Joanne Bamberger Political strategist; blogger PunditMom; Author, Mothers of Intention :


Many justices stay on the highest bench for decades, allowing them to take a 'one case at a time' approach to molding our laws. While "The Nine" are supposed to be tasked with only interpreting and applying the law to the facts of a particular case, it's no secret that the Supreme Court has become increasingly activist and, when it suits the current conservative majority, has acted to extend case rulings to actually change existing laws to suit their personal political agendas.

If voters really want to know what kind of president a candidate will be and what direction they want for the country, all they need to ask of a candidate is, "Which Supreme Court justice do you admire most?"


Vicente Duque said...

Continued :


Steve Frank Chief interpretive officer, National Constitution Center :


If the Citizens United decision, unleashing limitless corporate and union spending on the election wasn’t enough to thrust the Supreme Court into the Election 2012 spotlight, the justices, by accepting the health care, immigration and Texas redistricting cases, have now assured that their role in our democracy will cast a long shadow over the campaign.


Ken Feltman Past president; International Association of Political Consultants :

The Supreme Court's decisions to take up three highly partisanship, contentious cases shows that the divisive politics evident in Congress exists at the state level as well. Now, the court has inserted itself squarely into the 2012 elections. Many Republicans believe that the politics of all three cases, if not the eventual Supreme Court decisions, favors them.

The healthcare law - dubbed "ObamaCare" by critics - sparks partisan wrangling on the national level and has served as a weapon for Republicans against the president and Democrats. The law has become an attack point against Mitt Romney in his quest for the Republican presidential nomination. The Texas and Arizona cases illustrate the extent of political bitterness at the state level. Review of the Texas redistricting law upsets election campaigning in Texas. Democratic plans to derail partisan Republican maps are on hold. Republican hopes for gains due to population shifts and shrewdly designed districts are again possible. The Arizona immigration law is divisive in the state and serves as a national flashpoint for partisans on both sides of the issue.
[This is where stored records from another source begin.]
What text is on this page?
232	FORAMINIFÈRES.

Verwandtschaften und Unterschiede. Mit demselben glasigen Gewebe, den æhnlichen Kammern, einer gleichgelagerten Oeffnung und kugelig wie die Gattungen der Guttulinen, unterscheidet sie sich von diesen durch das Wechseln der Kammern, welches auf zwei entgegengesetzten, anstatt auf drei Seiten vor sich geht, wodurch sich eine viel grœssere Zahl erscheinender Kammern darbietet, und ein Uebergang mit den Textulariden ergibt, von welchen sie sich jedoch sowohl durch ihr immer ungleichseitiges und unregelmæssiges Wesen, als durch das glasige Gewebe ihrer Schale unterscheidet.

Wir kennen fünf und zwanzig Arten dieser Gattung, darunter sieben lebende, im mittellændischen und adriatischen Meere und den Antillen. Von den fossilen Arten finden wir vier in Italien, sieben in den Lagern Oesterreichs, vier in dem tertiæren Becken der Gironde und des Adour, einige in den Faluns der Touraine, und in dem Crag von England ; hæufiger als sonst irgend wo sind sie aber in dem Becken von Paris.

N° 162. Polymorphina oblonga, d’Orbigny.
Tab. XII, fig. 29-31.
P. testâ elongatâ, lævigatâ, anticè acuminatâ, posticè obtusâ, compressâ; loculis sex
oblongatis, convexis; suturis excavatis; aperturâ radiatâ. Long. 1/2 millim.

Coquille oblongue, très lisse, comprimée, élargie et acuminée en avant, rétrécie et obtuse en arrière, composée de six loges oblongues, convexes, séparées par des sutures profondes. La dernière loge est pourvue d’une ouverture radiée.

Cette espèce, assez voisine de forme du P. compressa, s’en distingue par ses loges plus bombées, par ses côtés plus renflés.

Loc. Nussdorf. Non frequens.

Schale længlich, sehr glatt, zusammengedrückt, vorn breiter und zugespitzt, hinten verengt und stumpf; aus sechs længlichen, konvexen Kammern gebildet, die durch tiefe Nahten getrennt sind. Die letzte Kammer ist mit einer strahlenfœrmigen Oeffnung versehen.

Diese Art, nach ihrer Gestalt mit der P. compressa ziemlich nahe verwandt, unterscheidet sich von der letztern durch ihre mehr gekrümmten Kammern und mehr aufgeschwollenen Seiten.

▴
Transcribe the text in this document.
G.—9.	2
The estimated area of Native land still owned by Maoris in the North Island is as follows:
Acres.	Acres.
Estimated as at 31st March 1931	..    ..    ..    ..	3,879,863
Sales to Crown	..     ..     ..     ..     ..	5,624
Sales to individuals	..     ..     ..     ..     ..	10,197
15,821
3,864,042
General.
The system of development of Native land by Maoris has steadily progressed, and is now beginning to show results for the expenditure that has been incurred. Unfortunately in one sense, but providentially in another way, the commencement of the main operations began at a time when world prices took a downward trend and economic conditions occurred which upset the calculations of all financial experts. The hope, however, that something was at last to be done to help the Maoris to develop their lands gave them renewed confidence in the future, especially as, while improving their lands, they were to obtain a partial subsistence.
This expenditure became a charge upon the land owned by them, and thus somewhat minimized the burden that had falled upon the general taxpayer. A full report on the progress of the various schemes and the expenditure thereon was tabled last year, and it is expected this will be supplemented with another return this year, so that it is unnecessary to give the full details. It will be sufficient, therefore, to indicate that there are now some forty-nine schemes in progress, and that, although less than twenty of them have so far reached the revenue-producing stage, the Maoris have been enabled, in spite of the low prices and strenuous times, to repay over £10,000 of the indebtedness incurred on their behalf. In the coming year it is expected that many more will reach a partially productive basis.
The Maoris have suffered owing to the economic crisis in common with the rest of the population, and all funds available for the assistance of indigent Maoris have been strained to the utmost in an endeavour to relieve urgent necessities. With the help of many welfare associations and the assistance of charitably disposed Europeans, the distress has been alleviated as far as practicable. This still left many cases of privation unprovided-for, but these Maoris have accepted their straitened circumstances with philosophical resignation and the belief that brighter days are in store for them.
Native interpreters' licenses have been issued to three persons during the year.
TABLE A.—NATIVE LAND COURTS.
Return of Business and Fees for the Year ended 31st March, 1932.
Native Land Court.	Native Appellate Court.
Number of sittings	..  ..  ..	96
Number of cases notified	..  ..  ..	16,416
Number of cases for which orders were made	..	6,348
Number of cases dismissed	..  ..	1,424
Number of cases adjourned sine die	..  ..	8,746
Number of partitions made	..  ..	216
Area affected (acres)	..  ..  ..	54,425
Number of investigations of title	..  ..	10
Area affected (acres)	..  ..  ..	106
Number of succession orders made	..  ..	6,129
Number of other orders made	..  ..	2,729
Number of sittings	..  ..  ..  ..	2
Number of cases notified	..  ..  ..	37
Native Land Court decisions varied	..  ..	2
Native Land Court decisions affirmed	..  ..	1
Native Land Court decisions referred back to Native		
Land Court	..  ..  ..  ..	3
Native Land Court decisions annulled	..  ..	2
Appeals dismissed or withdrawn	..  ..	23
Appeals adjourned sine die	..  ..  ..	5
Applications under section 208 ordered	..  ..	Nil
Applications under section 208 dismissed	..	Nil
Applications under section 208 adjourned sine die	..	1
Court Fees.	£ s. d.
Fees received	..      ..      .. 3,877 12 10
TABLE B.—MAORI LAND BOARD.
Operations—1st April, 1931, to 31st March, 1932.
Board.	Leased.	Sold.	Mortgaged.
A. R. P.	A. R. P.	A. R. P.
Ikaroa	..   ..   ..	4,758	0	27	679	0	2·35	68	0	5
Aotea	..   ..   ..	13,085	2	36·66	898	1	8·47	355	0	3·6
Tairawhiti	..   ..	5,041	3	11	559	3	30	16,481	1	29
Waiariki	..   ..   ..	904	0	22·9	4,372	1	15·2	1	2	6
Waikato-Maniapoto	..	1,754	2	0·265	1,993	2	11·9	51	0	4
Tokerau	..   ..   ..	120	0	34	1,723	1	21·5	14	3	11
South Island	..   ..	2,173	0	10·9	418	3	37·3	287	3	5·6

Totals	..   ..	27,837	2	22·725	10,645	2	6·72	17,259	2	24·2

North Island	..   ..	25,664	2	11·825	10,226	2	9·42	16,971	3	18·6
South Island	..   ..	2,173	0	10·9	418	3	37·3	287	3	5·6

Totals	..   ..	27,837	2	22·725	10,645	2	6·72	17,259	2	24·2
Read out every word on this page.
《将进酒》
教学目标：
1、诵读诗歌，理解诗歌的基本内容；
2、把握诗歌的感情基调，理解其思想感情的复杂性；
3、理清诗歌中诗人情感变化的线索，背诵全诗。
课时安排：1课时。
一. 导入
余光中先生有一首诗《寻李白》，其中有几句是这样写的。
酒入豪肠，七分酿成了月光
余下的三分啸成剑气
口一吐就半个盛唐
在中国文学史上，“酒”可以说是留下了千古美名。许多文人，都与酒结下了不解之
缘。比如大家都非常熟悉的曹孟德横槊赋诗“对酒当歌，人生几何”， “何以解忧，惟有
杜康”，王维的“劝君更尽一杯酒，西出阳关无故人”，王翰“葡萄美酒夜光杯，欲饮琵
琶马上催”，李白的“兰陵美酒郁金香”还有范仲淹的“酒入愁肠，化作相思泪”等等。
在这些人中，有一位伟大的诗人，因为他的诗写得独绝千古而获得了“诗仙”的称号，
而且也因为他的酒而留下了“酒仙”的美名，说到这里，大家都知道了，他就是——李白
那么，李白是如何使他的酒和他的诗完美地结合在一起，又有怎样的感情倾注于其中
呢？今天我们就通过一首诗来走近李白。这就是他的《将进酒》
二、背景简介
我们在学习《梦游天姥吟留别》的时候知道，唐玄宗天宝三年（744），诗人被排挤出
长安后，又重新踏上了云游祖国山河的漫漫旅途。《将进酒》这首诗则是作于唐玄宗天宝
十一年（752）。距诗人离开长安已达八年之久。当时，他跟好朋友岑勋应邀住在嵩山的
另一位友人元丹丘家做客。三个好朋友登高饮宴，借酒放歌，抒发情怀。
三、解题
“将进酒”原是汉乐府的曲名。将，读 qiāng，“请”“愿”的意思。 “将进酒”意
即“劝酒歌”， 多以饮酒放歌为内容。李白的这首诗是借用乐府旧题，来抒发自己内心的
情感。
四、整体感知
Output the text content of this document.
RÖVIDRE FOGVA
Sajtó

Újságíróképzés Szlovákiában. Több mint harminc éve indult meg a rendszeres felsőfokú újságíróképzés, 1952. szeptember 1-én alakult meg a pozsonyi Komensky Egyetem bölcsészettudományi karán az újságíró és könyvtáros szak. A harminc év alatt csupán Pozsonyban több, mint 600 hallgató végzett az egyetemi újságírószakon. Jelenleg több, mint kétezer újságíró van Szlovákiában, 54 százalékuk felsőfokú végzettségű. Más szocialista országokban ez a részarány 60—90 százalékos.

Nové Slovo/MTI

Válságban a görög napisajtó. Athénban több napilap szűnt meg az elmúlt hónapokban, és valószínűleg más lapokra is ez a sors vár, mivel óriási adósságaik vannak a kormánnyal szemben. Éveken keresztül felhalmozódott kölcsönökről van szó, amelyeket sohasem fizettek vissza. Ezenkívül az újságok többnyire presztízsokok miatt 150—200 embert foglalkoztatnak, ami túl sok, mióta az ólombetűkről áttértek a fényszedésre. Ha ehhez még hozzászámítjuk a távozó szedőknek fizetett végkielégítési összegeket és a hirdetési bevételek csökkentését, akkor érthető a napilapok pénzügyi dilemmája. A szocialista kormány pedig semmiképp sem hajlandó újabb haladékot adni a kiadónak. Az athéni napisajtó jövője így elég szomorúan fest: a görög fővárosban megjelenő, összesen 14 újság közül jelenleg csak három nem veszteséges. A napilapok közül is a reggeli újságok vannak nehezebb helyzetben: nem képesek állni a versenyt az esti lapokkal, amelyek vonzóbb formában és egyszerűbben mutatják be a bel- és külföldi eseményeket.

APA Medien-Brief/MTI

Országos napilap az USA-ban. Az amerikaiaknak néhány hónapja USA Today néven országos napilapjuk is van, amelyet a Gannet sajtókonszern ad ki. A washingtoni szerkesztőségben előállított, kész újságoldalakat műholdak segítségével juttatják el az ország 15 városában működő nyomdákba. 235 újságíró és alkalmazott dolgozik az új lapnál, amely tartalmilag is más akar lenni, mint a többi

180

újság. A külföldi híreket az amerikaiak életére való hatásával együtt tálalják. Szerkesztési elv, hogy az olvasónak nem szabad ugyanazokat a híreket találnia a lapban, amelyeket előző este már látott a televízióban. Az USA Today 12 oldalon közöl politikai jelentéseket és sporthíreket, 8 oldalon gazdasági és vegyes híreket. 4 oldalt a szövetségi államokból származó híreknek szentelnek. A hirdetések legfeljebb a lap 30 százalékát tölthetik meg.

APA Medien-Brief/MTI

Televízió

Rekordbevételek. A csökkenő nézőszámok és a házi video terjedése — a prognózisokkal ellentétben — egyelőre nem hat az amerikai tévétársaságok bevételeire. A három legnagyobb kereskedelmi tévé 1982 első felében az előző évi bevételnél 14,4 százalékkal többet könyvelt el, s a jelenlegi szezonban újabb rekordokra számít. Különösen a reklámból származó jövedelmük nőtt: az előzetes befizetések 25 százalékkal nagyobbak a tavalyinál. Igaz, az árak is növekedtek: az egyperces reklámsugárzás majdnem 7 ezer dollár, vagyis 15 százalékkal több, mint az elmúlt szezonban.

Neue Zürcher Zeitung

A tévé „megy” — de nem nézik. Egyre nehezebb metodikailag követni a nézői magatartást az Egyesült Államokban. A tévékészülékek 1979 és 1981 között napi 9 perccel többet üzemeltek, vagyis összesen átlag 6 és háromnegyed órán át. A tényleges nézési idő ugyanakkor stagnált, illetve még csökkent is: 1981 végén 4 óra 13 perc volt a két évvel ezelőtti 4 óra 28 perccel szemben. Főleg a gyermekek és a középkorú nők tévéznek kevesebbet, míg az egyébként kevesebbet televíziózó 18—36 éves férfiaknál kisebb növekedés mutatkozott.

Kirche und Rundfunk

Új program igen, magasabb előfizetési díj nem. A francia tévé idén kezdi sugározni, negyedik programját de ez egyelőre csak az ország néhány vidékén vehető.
Supreme Court review of these cases makes it certain that three bitterly partisan political fights will continue into the 2012 elections. With GOP voters generally more energized on these issues, the Democrats may hope for early decisions to get the underlying issues out of the way before their candidates suffer as Republicans attack. Simply by agreeing to take these cases, the Supreme Court has made certain that these cases - if not the court itself - will play a large role in the 2012 elections.